Jean Derval and Gustave Reynaud, twelve plates decorated with fantastic birds and fish.
Each plate bears the mark of the Le Mûrier workshop on the back.
Biography
Gustave Reynaud, France (1915-1972)
French ceramist who worked in Vallauris.
Gustave Reynaud is documented from 1956 in Vallauris; he founded the Le Murier pottery there, and sold table services based on the models of his brother-in-law Jean Derval; he works with the turner J-F Descombes, and the decorator Michel Barbier.
His ceramics present a stylized plant or animal decoration with a slightly naive charm; sometimes extraordinary animals, highlighted by red copper enamels fired in reduction around 1100°, or cobalt blue on a gray-beige background.
Jean Derval, France (1925 – 2010)
Born March 2, 1925 in Chatillon sur Indre, Jean Derval is a French ceramist considered by his peers to be a great humanist ceramist.
He first received an artistic education as a graphic designer and poster designer at the School of Applied Arts on rue Dupetit-Thouars in Paris. His vocation for ceramics came to him by chance when he created stoneware services for the Christofle goldsmith house.
In 1945, during a stay in Saint Amand en Puisaye, he learned the trade of ceramist in the Maubrou-Pigaglio workshop. In this workshop, with Camille Gendras, turner at Pigaglio, he learned about turning and other ceramic techniques.

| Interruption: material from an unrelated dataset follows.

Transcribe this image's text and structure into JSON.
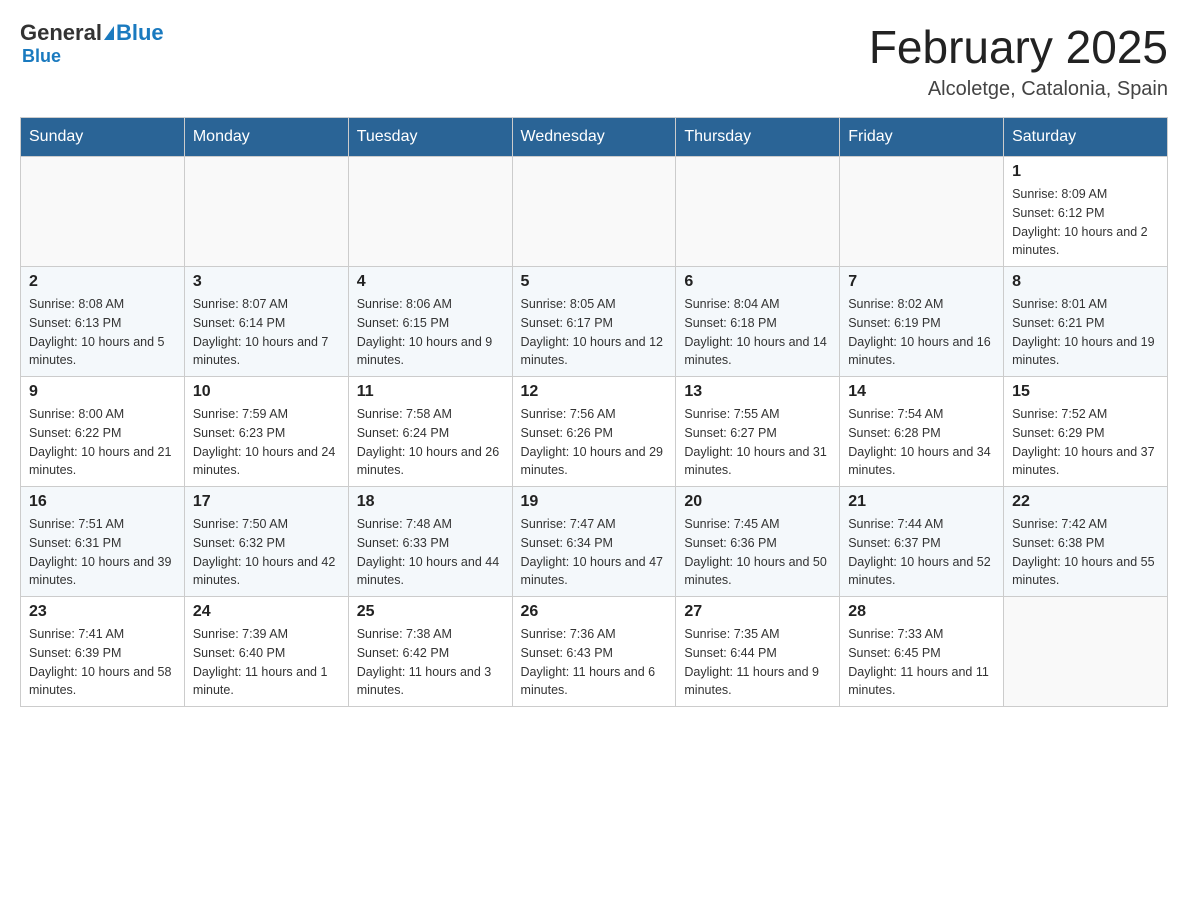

In 1947, Jean Derval joined Robert Picault and Roger Capron in Vallauris where they created a pottery workshop the previous year. The elegant world of amateurs and artists met at this time on the Côte d’Azur around Picasso. Jean Derval entered the famous Madoura workshop in 1949, where he worked alongside the Andalusian master for two years.
In 1951, he founded his own establishment, Le Portail. Instead of creating a real factory, he chose the path of “unique pieces”. Derval offers a repertoire of domestic pottery, essentially anthropomorphic and zoomorphic inspired, reinterpreted based on the lessons of cubism and abstraction. His Christian fervor also led him to deal with religious subjects such as representations of the Virgin and saints. Finally, its Mediterranean roots leave an important place for the mythology of ancient Greece.
The end of the 1960s was marked by a shift in taste towards austere colored stoneware, at the expense of the colored earthenware favored by Jean Derval. He then turned towards architectural ceramics with the vision of a sculptor rather than a potter.
He died on February 19, 2010 in Vallauris.